The communication rules topic is usually one of the longest and most extensive topics in most state’s handbooks. In essence, it categorizes the hazard materials into nine different classes (memorize those classes, they’re important) and lays out the ground communication rules. Some of the things usually highlighted include the distinction between a label and a placard, where to keep shipping papers and what should be written in the shipping papers.
Also, you should learn how to tell if a load is hazardous just by looking at the shipping papers and if the load is valid for domestic or international shipment. Anything that relates to the handling of the placards, shipping papers, labels or any other markings during transit should be covered in the communication rules topic.
Loading and Unloading
The Hazmat test will obviously include questions derived from the ‘loading and unloading’ section of the state’s handbook. In short, it tells you what you should and shouldn’t do when loading and unloading hazardous materials. For example, you shouldn’t use tools that may damage the package, keep the load close to heat sources, smoke close to flammable materials or use cargo heaters when transporting explosives or flammable gas or liquid.

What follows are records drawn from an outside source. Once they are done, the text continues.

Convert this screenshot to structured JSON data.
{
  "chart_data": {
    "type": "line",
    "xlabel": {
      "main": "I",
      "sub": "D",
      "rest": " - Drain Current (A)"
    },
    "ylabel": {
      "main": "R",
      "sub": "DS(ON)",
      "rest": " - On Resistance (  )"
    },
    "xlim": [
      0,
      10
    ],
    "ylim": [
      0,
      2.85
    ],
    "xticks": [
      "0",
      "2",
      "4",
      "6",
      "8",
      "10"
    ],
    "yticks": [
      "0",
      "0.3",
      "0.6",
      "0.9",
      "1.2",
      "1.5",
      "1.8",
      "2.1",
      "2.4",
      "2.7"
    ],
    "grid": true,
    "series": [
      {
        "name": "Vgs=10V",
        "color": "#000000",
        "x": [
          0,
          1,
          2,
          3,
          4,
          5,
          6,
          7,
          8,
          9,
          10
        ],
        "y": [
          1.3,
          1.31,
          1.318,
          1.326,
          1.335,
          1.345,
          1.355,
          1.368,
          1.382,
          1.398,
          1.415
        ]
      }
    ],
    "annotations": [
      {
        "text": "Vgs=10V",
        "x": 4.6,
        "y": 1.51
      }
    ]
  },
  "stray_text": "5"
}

Besides that, you should be able to distinguish the products that are prohibited to be transported together. This could be poison mixed with food, explosives, and radioactive materials, flammable with oxidizers, explosives, and blasting caps or any other hazardous materials that would have a fatal reaction when combined.
Bulk Packaging, Marking, Loading, Unloading
This section mostly covers the duties of a shipper when packaging, marking, loading, and unloading hazard materials. Such questions are usually answered in this section: How far away should the shipper stand during loading? Who is authorized to move the cargo? What are emergency procedures? Should you turn off the engine before loading and unloading? What about the manholes and valves, should they be closed?
Driving and Parking Rules
Just like loading and unloading procedures, there are some rules you should adhere to when driving and parking a vehicle loaded with hazard materials. Most importantly, pay closer attention to what you should do when transporting explosives, flammable substances, chlorine, and radioactive materials. Some of the rules include carrying an approved gas mask when transporting chlorine, bringing an emergency kit, avoiding parking in crowded areas or close to fire, having a clear view of the vehicle, and stopping before crossing any railroad tracks. Most state handbooks will also have a rule prohibiting commercial drivers from shifting gears when crossing railroad tracks.
Due to the fragile nature of hazard materials, you must learn how to react in case of an emergency. It’s common sense, but for the sake of passing the Hazmat test, you should study this topic extensively. Typically, you’re expected to secure the shipping papers, send for help, contain any small leak or fire and warn others of the potential risk.
Apart from your state’s handbook, you should familiarize yourself with the Federal Motor Carrier Safety Regulations aka ‘The green book’ and The Hazardous Materials Regulations, also known as ‘The yellow book’. Taking a few practice tests online will also help you to prepare for the Hazmat test.
In most states, the Hazmat test includes 30 or more questions and for you to pass, you should correctly answer at least 80 percent of the questions.